Affinché si realizzino degli investimenti sostenibili, i consumatori devono prima rimandare i consumi, indirizzando poi le risorse risparmiate verso la produzione.

La svalutazione monetaria non aumenta magicamente la quantità di capitale e di risorse destinabili alla produzione, piuttosto crea un meccanismo perverso secondo cui anche gli investimenti con rendimenti reali negativi risultano redditizi in termini nominali, rendendoli preferibili al contante.

La svalutazione, quindi, è tipicamente accompagnata da un’espansione del credito che, a sua volta innesca il tipico ciclo economico di boom e crisi.

L’esistenza di un bene finanziario affidabile, per elevata liquidità e basso rischio, non può che essere considerata estremamente appetibile da chi la impiega come strumento di risparmio, proprio in quanto permette di ridurre l’incertezza futura.

La capacità di assicurarsi un determinato potere di acquisto futuro, con un certo grado di certezza, ha un effetto liberatorio dal punto di vista finanziario e permette agli individui di effettuare investimenti rischiosi in maniera proporzionata e ponderata.
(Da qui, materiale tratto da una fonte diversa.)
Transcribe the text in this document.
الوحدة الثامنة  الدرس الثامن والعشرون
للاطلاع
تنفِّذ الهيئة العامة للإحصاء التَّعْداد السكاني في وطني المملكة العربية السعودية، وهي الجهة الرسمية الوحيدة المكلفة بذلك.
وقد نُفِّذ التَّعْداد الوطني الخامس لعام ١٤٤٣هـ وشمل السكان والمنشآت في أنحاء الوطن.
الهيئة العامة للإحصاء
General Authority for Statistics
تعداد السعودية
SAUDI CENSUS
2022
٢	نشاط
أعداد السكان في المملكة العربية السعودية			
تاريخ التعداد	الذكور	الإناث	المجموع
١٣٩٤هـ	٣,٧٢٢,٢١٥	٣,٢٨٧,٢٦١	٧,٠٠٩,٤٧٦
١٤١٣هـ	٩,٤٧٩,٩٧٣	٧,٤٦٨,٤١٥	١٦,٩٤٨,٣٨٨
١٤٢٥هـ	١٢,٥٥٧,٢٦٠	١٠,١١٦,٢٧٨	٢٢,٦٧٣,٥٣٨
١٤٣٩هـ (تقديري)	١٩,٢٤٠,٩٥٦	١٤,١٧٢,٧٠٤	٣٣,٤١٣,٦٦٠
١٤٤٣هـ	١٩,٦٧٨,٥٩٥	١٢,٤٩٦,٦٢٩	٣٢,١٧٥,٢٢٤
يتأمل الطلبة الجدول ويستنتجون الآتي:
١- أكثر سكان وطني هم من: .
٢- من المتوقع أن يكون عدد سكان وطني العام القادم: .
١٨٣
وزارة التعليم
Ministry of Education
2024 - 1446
Ironicamente, potrebbe addirittura darsi il caso che un sistema monetario sano riduca la domanda di risparmi.

Infatti , qualora si avesse ragionevole certezza che le somme accantonate possano essere sufficienti a coprire i costi futuri, la necessità di aggiungere altri risparmi a quelli già esistenti probabilmente verrebbe meno, e la propensione ad assumere rischi maggiori aumenterebbe.

Viceversa, laddove la moneta fosse cattiva riserva di valore, una maggiore rischiosità percepita verso azioni e obbligazioni ridurrebbe la certezza che tali investimenti possano riuscire a coprire le spese future, aumentando l’avversione al rischio, l’insicurezza e stimolando la domanda di contante e di depositi bancari.

Nel Fiat Standard persino il mantenimento della ricchezza già posseduta richiede un’adeguata gestione attiva del portafoglio e capacità decisionali avanzate.

Un problema non da poco per molti.

Per essere in grado di far tutto ciò, infatti, è necessario sviluppare conoscenze in diversi ambiti: gestione del portafoglio e del rischio, valutazione di azioni e obbligazioni, mercati del credito, mercati immobiliari, andamenti macroeconomici a livello globale, politiche monetarie nazionali e internazionali, mercati delle materie prime, sviluppi geopolitici e, a seguire, tanti altri campi di studio tanto misteriosi quanto altamente specializzati.

Nel sistema Fiat è praticamente necessario guadagnarsi i soldi due volte: una prima volta con il lavoro e una seconda investendoli sapientemente per combattere l’inflazione.

La moneta d’oro evitava tutto questo.

Per quale motivo dottori, atleti, ingegneri, imprenditori o semplici impiegati che svolgono bene il proprio lavoro, dovrebbero essere costretti a sviluppare una specializzazione in tutti questi ambiti al solo fine di mantenere la ricchezza guadagnata sul mercato del lavoro?

Non è quindi un caso che questo tipo di sistema sia, da lungo tempo ormai, una manna dal cielo per il settore della gestione del risparmio.

La maggior parte dei fondi gestiti fa capo a individui che preferirebbero evitare qualunque rischio legato agli investimenti, semplicemente detenendo una buona riserva di valore.

In assenza di quest’ultima, costoro si trovano costretti a pagare dei professionisti che li aiutino a raggiungere i propri obiettivi finanziari.

Ciò nonostante, al netto dell’inflazione monetaria che va a finanziare gli sprechi della spesa pubblica e delle laute parcelle che finiscono nelle tasche di questi professionisti, solo una piccola minoranza riesce a ottenere rendimenti positivi.

La stragrande maggioranza, invece, deve continuare a lavorare e guadagnare sempre di più per non perdere la propria ricchezza.

Ultimamente, e in particolar modo nell’ultimo anno, sta cominciando a vacillare la convinzione, radicata in molti, che investire in indici azionari o nel settore immobiliare sia un modo affidabile per sconfiggere l’inflazione.

Da quando i tassi di interesse sui titoli di Stato sono approdati addirittura in territorio negativo, trovare qualche investimento che riesca a battere l’inflazione è diventato sempre più difficile.

Lo stesso investimento in obbligazioni emesse da governi più o meno incompetenti, oltre a implicare seri rischi finanziari, di fatto può ormai considerarsi mera espropriazione di ricchezza privata.